Pietrina Quidacciolo è una simpatica signora che dopo una laboriosa esistenza vive fra il verde di Stella Gameragna, avvolta da ricordi e circondata da maioliche, cristalli ed oggetti amati.

di Gian Luigi Bruzzone

Gentile Signora, desidera parlare della sua famiglia?

I miei genitori erano nati a Tempio Pausania, Mario Quidacciolo e Maria Pileri e, come molti altri isolani, si trasferirono nel capoluogo ligure per motivi di lavoro. Mio padre aprì un negozio di parrucchiere in Via Pisacane, nel rione della Foce, assai mutato e costruito nel secondo dopo-guerra. Esperto nella professione, Papà coltivava anche altri interessi, come l’amore per la musica, in particolare per la canzone italiana. Ho pure una sorella, Maria Vittoria, da poco mancata, la cui figlia, ossia mia nipote, è avvocata.

La Genova della sua infanzia...

Essa è rimasta indelebile nell’animo mio, sopra tutti il Quartiere di Piccapietra dove abitavo e che oggi – come tutti sappiamo – più non esiste, essendo stato demolito negli anni Sessanta del Novecento. La Porta Aurea (donde il nome di Portoria), il Vico dei tintori, i troggi frequentati dalle popolane (altro che lavatrici…), la Salita Piccapietra, il Vico delle fucine, la Scalinata delle casacce, il Vico dei Santi, la Via Cebà su cui si affacciava «La Suprema», lussuosa casa di tolleranza abbellita sul prospetto da una statua muliebre sdraiata.
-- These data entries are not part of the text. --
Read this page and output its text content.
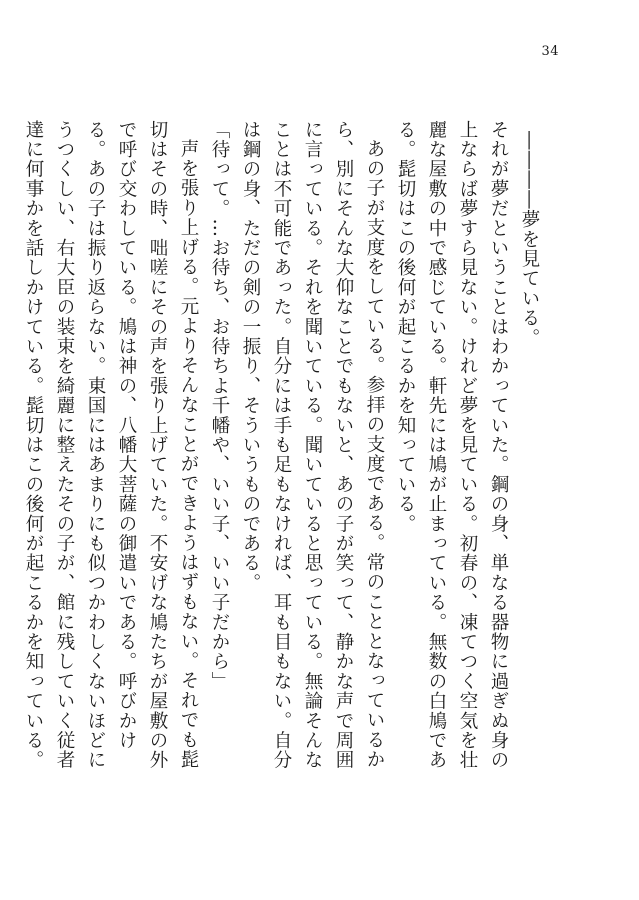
34

――――夢を見ている。

それが夢だということはわかっていた。鋼の身、単なる器物に過ぎぬ身の上ならば夢すら見ない。けれど夢を見ている。初春の、凍てつく空気を壮麗な屋敷の中で感じている。軒先には鳩が止まっている。無数の白鳩である。髭切はこの後何が起こるかを知っている。

あの子が支度をしている。参拝の支度である。常のこととなっているから、別にそんな大仰なことでもないと、あの子が笑って、静かな声で周囲に言っている。それを聞いている。聞いていると思っている。無論そんなことは不可能であった。自分には手も足もなければ、耳も目もない。自分は鋼の身、ただの剣の一振り、そういうものである。

「待って。…お待ち、お待ちよ千幡や、いい子、いい子だから」

声を張り上げる。元よりそんなことができようはずもない。それでも髭切はその時、咄嗟にその声を張り上げていた。不安げな鳩たちが屋敷の外で呼び交わしている。鳩は神の、八幡大菩薩の御遣いである。呼びかける。あの子は振り返らない。東国にはあまりにも似つかわしくないほどにうつくしい、右大臣の装束を綺麗に整えたその子が、館に残していく従者達に何事かを話しかけている。髭切はこの後何が起こるかを知っている。
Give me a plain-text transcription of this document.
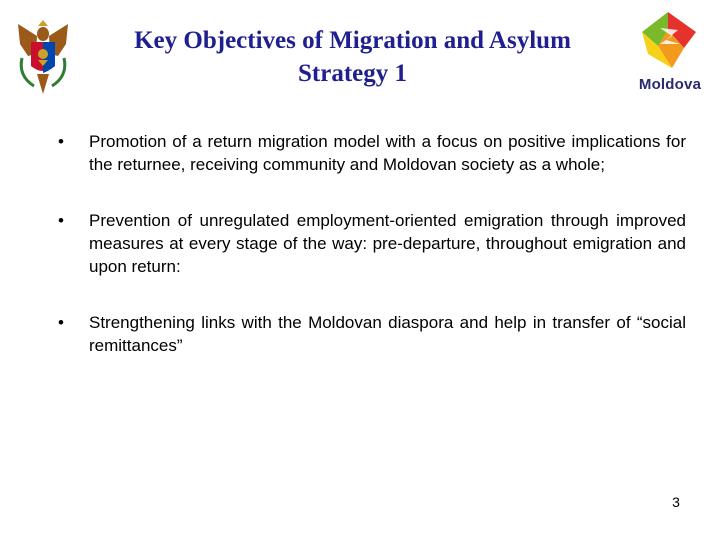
Key Objectives of Migration and Asylum
Strategy 1	Moldova
• Promotion of a return migration model with a focus on positive implications for the returnee, receiving community and Moldovan society as a whole;
• Prevention of unregulated employment-oriented emigration through improved measures at every stage of the way: pre-departure, throughout emigration and upon return:
• Strengthening links with the Moldovan diaspora and help in transfer of “social remittances”
3
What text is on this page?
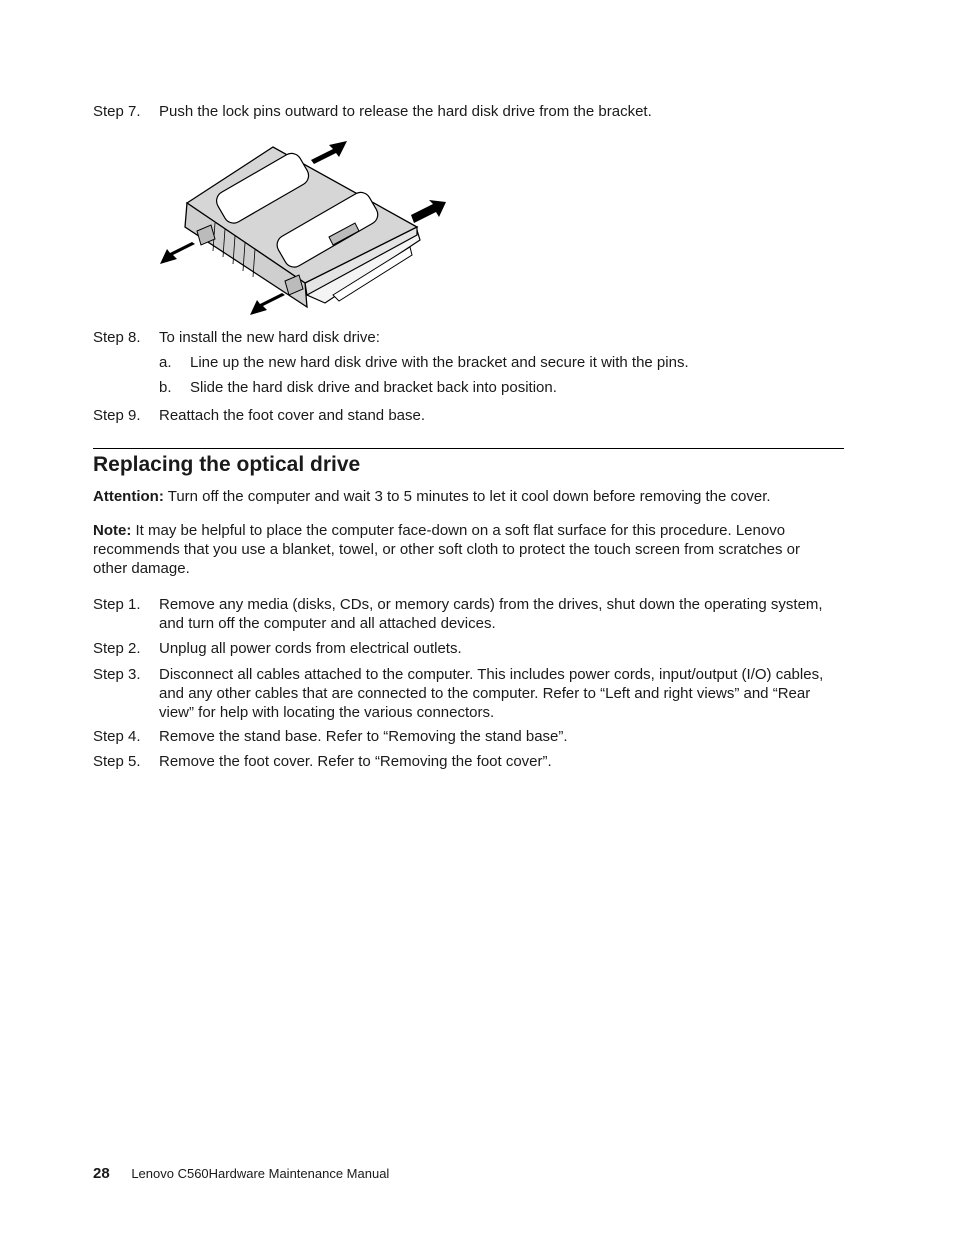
Step 7. Push the lock pins outward to release the hard disk drive from the bracket.
Step 8. To install the new hard disk drive:
a. Line up the new hard disk drive with the bracket and secure it with the pins.
b. Slide the hard disk drive and bracket back into position.
Step 9. Reattach the foot cover and stand base.
Replacing the optical drive
Attention: Turn off the computer and wait 3 to 5 minutes to let it cool down before removing the cover.
Note: It may be helpful to place the computer face-down on a soft flat surface for this procedure. Lenovo recommends that you use a blanket, towel, or other soft cloth to protect the touch screen from scratches or other damage.
Step 1. Remove any media (disks, CDs, or memory cards) from the drives, shut down the operating system, and turn off the computer and all attached devices.
Step 2. Unplug all power cords from electrical outlets.
Step 3. Disconnect all cables attached to the computer. This includes power cords, input/output (I/O) cables, and any other cables that are connected to the computer. Refer to “Left and right views” and “Rear view” for help with locating the various connectors.
Step 4. Remove the stand base. Refer to “Removing the stand base”.
Step 5. Remove the foot cover. Refer to “Removing the foot cover”.
28 Lenovo C560Hardware Maintenance Manual
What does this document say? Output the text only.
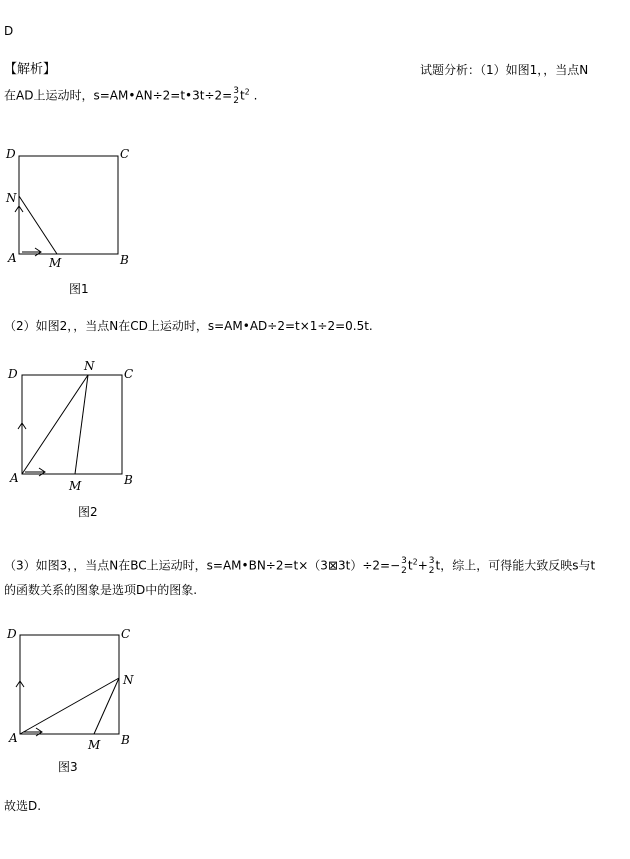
D
【解析】	试题分析：（1）如图1，，当点N
在AD上运动时，s=AM•AN÷2=t•3t÷2= 3
2 $t^2$ .
D	C
N
A	M	B
图1
（2）如图2，，当点N在CD上运动时，s=AM•AD÷2=t×1÷2=0.5t.
D	C
N
A
M	B
图2
（3）如图3，，当点N在BC上运动时，s=AM•BN÷2=t×（3⊠3t）÷2=− 3
2 $t^2+ 3$
2 t，综上，可得能大致反映s与t
的函数关系的图象是选项D中的图象.
D	C
N
A	M B
图3
故选D.
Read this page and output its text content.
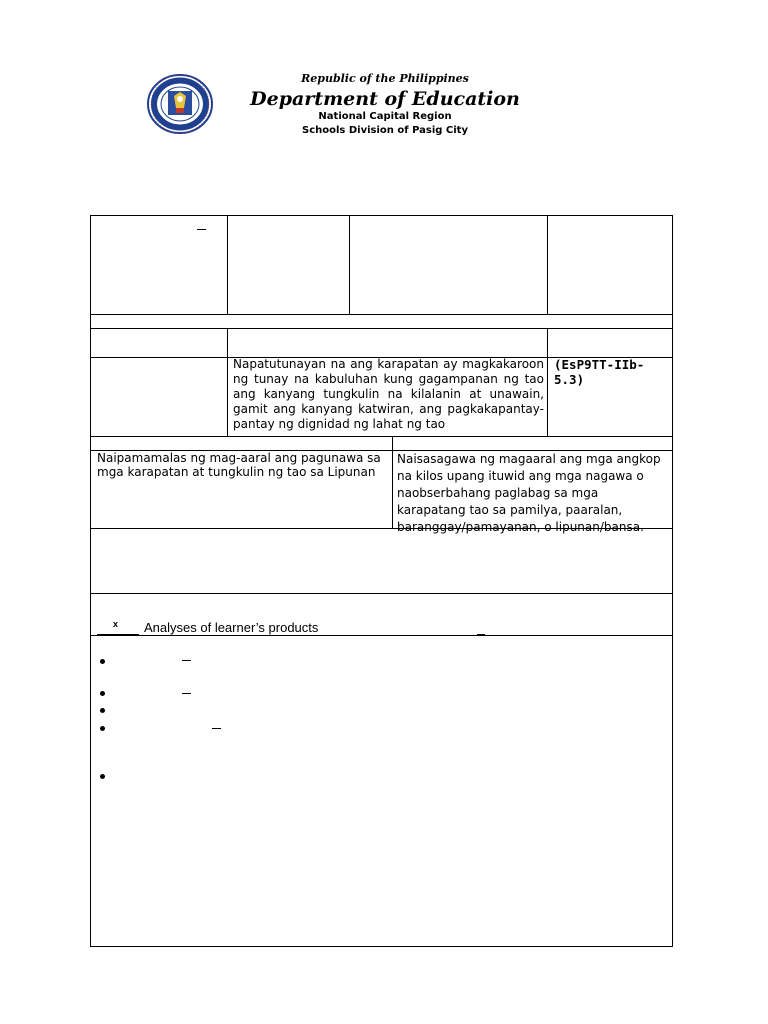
Republic of the Philippines
Department of Education
National Capital Region
Schools Division of Pasig City
Napatutunayan na ang karapatan ay magkakaroon ng tunay na kabuluhan kung gagampanan ng tao ang kanyang tungkulin na kilalanin at unawain, gamit ang kanyang katwiran, ang pagkakapantay-pantay ng dignidad ng lahat ng tao
(EsP9TT-IIb-5.3)
Naipamamalas ng mag-aaral ang pagunawa sa mga karapatan at tungkulin ng tao sa Lipunan
Naisasagawa ng magaaral ang mga angkop na kilos upang ituwid ang mga nagawa o naobserbahang paglabag sa mga karapatang tao sa pamilya, paaralan, baranggay/pamayanan, o lipunan/bansa.
x Analyses of learner’s products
Da brava fanciulla ignoravo che cosa fosse, ed anzi – ingenua – ripetevo la maliziosa, se non blasfema, definizione di mio padre: «chiesa per uomini»! il cuoco della casa peraltro – persona squisita – aperta l’inferriata sulla Crosa di S. Giuseppe, offriva ai fanciulli panini e cibarie, ben conoscendo il nostro famelico appetito in quegli anni difficili! Ricordo poi U ciappun, un antico barchile marmoreo, adagiato capovolto alla sommità della Salita Piccapietra, su cui i maschietti giocavano, usandolo come tavolo. Si viveva all’aria aperta in quell’ambiente antico e fascinoso, dove tutti ci si conosceva e ci si compativa reciprocamente, indizio di verace saggezza. Quanto poi Piccapietra sia rimasto nel cuore degli autentici genovesi – il cui numero diminuisce sempre più – è testimoniato dalla celebre canzone «Piccun, dagghe cianin».

Grandicella...
Gilberto Govi

Frequentai le scuole “Giano Grillo“, ambiente simpatico dove ebbi compagna – fra le altre – la figlia del Prefetto di Genova. Certo non potevo stare con le mani in mano – la mia non era una famiglia borghese – e così i genitori mi affidarono alla signora Isa De Angelis (che abitava nel rione di S. Fruttuoso), titolare di un’affermata sartoria e potei apprendere il mestiere della sarta. Come ragazzina, la signora Isa mi mandava a consegnare i vestiti alle clienti e così conobbi la Marchesa Rutelli (il cui marito conduceva un negozio di abbigliamento maschile in Via Fieschi) dall’abitazione fiabesca, con tanto di maggiordomo in livrea; Giuliana Nenni abitante presso la chiesa di S. Camillo dei Crociferi cappellani dell’Ospedale di Pammatone; Rina Franchi moglie di Gilberto Govi [1885-1966], la quale mi offriva sempre un panino col salame!

Mi fu detto che recitava

Le hanno riferito male, ovvero Lei intende scherzare! Feci semplicemente la comparsa nelle scene di gruppo nelle opere liriche al teatro “Carlo Felice” e ci facevano entrare direttamente in palcoscenico tramite una porticina affacciata proprio su Piccapietra. Certo amavo il teatro e qualche volta assistei alle recite del Govi per la conoscenza sopra menzionata, oltre ad acquistarne negli anni seguenti tutte le cassette possibili.

Suo padre

Povero padre mio, piango al tragico ricordo in quel nefasto giorno dell’anno 1945: mentre accompagnava le figlie, me di otto anni e mia sorella Maria Vittoria di cinque al cinematografo “Universal” in Via XX settembre, per vedere la pellicola Scampolo, fu assassinato con un colpo di pistola e ho negli occhi ancora il lago di sangue sul selciato… La parola mi manca…

Suo marito

Lo vidi per la prima volta alle 4 mattutine e fu un colpo di fulmine, tanto da dimenticare il caro Michele, conosciuto e familiare fin da bambina. Jean Baptiste Siniscalchi, sposato nel 1959, mi portò a Metz dove abitai cinque o sei anni. Trovai la gente buona e gentile verso di noi – anche per essere francese Jean Baptiste – sia la componente francese, sia la componente tedesca: Metz si trova a pochi chilometri dal confine con la Germania. Ma la perdita del mio bambino, nato appunto a Metz, mi fece cadere in depressione e volli tornare in Italia.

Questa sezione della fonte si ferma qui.